All of this is looped over each player, and then over a number of learning stages, plus logging each player’s payoff and the maximum delta:

```
for stage in range(numStages):
# Compute expected payoffs
tempPayoffs = payoffMatrix
for player in range(numPlayers):
tempPayoffs = np.tensordot(strategies[player], tempPayoffs, (0, 0))
payoffs[stage] = tempPayoffs
for player in range(numPlayers):
# Compute deviation payoffs
deviations = payoffMatrix[..., player]
for opponent in range(player):
deviations = np.tensordot(strategies[opponent], deviations, (0, 0))
for opponent in range(player + 1, numPlayers):
deviations = np.tensordot(strategies[opponent], deviations, (0, 1))
# Update strategy
newStrategy = softmax(deviations, temperature)
delta = newStrategy - strategies[player]
strategies[player] = strategies[player] + learningRate*delta
# Log errors
errors[stage] = max(errors[stage], max(delta))
```

## Results

Everything in this section is for 8 players and 8 moves, which is the largest that my laptop can handle.

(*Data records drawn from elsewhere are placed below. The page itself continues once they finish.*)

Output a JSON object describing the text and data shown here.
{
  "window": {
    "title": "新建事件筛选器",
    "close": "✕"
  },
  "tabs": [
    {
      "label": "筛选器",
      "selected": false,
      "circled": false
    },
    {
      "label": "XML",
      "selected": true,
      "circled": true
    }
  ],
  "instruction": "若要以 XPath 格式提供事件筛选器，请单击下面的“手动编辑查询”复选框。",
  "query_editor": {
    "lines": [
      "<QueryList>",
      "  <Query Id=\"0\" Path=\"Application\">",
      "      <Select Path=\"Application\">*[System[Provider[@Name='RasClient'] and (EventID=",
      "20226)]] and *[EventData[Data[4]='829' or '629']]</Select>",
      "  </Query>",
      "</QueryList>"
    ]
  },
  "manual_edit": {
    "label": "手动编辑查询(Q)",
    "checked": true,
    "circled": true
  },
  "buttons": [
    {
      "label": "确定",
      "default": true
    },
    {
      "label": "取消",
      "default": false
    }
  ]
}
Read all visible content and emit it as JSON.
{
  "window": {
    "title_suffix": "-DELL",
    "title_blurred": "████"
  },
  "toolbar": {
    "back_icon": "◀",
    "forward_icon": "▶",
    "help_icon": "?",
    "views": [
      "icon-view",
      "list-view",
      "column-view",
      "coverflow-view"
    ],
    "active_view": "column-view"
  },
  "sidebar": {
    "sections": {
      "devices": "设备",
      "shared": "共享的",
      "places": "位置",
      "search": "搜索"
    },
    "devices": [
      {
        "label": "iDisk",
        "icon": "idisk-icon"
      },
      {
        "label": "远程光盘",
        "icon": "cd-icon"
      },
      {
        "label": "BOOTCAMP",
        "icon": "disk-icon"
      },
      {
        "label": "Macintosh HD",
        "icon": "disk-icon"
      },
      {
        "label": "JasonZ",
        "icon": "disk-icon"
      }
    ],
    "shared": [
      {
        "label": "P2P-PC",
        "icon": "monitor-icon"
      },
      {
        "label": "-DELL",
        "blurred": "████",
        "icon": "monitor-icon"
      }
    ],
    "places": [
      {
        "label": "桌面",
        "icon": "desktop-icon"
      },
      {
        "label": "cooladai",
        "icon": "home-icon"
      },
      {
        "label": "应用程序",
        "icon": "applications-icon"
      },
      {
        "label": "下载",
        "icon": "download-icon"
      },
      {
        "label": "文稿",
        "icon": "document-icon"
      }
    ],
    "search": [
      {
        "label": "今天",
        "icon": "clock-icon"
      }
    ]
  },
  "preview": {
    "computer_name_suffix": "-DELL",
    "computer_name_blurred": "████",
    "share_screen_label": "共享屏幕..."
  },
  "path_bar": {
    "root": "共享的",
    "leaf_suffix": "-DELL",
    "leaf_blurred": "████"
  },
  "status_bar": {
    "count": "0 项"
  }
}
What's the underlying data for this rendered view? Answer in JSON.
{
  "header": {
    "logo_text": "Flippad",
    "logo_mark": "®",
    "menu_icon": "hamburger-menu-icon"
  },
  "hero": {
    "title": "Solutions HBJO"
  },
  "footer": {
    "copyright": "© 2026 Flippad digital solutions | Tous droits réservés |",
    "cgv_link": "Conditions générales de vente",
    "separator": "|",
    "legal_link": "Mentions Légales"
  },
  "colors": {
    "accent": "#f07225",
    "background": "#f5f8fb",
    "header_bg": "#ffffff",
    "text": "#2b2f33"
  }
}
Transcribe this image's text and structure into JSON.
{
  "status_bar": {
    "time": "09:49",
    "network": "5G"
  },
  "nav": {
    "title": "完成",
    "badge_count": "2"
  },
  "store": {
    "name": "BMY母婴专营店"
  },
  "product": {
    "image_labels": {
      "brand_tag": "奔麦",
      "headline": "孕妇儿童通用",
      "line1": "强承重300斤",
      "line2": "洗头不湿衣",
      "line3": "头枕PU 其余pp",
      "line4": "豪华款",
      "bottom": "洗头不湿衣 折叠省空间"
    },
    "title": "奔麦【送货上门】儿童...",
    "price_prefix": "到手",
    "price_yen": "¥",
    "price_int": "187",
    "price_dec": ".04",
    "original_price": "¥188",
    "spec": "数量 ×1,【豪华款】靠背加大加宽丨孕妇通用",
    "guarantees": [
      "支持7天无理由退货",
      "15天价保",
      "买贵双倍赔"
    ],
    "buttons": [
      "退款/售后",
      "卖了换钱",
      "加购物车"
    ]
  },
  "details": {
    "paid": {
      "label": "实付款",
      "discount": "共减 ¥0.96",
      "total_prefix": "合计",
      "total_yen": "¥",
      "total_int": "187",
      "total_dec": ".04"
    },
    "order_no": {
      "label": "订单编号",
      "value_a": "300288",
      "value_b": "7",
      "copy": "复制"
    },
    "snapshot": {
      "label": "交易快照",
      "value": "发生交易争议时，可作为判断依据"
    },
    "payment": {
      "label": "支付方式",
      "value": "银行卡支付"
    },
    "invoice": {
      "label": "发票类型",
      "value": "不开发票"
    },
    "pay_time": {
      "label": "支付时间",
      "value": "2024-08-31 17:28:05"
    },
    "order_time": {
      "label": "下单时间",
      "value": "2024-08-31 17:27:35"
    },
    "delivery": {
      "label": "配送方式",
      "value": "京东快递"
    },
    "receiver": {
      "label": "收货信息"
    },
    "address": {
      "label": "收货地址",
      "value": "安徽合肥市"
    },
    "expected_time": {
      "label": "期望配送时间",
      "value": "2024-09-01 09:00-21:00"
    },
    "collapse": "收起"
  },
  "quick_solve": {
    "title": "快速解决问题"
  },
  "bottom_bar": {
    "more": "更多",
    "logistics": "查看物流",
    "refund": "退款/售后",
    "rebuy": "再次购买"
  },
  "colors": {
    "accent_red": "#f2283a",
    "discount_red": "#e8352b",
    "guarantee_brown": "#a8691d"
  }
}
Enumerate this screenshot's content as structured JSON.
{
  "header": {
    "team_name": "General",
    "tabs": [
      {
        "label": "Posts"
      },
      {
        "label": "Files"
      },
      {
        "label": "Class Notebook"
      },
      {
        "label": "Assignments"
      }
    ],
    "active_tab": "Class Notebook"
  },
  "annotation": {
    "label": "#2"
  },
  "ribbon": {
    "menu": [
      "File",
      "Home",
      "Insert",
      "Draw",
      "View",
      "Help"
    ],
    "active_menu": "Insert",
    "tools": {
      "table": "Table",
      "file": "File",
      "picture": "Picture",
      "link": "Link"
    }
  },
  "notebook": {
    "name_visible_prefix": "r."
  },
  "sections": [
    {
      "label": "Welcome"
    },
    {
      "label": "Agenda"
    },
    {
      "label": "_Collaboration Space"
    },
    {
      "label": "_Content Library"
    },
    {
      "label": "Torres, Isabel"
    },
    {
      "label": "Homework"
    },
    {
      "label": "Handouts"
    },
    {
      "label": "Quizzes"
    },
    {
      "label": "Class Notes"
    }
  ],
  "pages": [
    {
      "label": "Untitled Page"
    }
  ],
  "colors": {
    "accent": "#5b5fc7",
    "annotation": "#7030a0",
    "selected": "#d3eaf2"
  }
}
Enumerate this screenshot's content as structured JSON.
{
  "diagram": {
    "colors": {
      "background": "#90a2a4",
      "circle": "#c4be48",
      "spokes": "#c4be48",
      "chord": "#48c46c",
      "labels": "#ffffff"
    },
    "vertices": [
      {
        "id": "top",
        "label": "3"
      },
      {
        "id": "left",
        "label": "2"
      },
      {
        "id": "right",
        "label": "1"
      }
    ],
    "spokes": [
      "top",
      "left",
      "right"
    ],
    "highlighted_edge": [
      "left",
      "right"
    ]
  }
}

Here is a typical plot of each player’s payoff over 100 stages of learning, with a temperature of 0.01 and a learning rate of 0.1:

With this temperature, the learning rate can be increased all the way to 1, and the dynamics visibly converges in just a few stages:

In fact, this is so robust that it makes me wonder whether there could be a good proof of the constructive Brouwer theorem using statistical physics methods.

If the temperature is decreased further to 0.001, we lose convergence:

Although I haven’t confirmed it, my assumption is that lower temperature will converge to an $\varepsilon$-equilibrium for smaller $\varepsilon$, so we want it to be as low as possible while still converging.

Worst of all, if we decrease the learning rate to compensate we can get a sudden destabilisation after hundreds of stages:

That’s all for now. I’ll come back to this one I’ve figured out how to calculate the Nash error, which is the next thing I’m interested in finding out.